In passato ne sono nati diversi di partiti tematici, come quello dei pensionati, oppure salendo di livello quello dei Verdi. Che in fondo avrebbe avuto un suo senso politico, l’ambiente come la pace è un valore, un bene universale, dunque giusto che qualcuno se ne faccia carico nel mondo politico se altri non lo fanno, o lo fanno col freno a mano tirato. Però anche i Verdi non hanno avuto una gran fortuna, evidentemente gli italiani preferiscono votare quelli che hanno – o dicono di avere – una visione complessiva e non settoriale del Paese (anche se l’ambiente non può certo essere considerato settoriale). E pensare che oggi, visto il movimento dei giovani di Greta contro il cambiamento climatico, vista l’indispensabile conversione energetica, vista infine la crisi del gas e del petrolio causata dal conflitto in corso, ci sarebbe un gran bisogno di qualcuno che da decenni propone soluzioni alternative e compatibili con l’ambiente, come le energie rinnovabili. Invece questo qualcuno è rimasto più o meno da solo, una forza politica consistente non l’abbiamo mai vista, purtroppo.

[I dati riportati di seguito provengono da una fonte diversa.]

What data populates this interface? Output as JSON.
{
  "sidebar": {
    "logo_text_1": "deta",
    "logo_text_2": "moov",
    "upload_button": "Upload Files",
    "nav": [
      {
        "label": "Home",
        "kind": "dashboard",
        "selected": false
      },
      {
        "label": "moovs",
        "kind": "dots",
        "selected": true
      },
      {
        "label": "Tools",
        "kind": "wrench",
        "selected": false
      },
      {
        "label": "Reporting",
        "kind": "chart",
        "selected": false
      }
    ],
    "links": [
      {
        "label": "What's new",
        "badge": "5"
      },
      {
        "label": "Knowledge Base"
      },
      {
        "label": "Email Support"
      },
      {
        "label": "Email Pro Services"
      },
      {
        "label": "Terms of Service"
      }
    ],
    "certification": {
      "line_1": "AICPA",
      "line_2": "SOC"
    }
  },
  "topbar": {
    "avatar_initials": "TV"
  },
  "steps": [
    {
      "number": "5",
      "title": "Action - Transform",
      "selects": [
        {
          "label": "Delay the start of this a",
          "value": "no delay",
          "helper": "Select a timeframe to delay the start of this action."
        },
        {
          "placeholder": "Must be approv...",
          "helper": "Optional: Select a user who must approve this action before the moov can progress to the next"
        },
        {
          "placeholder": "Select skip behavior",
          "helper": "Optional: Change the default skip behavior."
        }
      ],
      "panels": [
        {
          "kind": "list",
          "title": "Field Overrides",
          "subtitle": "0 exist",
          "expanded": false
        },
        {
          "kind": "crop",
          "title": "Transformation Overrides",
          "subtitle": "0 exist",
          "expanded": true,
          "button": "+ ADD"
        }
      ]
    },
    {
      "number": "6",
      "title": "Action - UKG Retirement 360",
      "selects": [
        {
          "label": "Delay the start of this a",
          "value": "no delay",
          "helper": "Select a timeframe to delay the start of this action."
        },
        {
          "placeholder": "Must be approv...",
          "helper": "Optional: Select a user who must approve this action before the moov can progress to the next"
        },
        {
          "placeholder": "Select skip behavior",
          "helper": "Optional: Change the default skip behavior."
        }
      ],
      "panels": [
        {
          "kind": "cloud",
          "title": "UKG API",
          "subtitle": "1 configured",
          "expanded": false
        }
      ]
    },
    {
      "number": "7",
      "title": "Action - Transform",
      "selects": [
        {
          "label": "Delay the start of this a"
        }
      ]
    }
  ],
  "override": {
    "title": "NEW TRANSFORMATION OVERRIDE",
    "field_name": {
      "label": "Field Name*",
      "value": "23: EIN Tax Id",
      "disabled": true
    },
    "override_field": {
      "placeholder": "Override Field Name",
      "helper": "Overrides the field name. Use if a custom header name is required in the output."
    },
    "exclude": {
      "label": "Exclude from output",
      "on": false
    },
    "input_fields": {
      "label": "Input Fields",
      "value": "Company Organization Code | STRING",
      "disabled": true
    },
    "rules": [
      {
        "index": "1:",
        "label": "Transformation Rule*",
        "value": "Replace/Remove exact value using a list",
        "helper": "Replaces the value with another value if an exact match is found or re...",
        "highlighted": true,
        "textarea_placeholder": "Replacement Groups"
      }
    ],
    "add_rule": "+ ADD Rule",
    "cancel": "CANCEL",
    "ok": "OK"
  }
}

Stesso discorso vale per i pacifisti di oggi, che non hanno bisogno di un partito che bene che andasse prenderebbe quel due o tre per cento totalmente inutile, aggiungendosi ai tanti piccoli pezzi della politica, che rappresenteranno pure una fettina di elettori ma non servono quasi a nulla. Meglio allora battersi perché la pace diventi un pezzo fondamentale dei partiti esistenti. A meno che questa nuova formazione politica non sia utile solo ai suoi presunti leader, ai quali un posto al sole, cioè in Parlamento non dispiacerebbe affatto. Non sarebbe la prima volta che accade, gli ultimi esempi di una lunga lista si chiamano Matteo Renzi e Carlo Calenda. E non sono edificanti.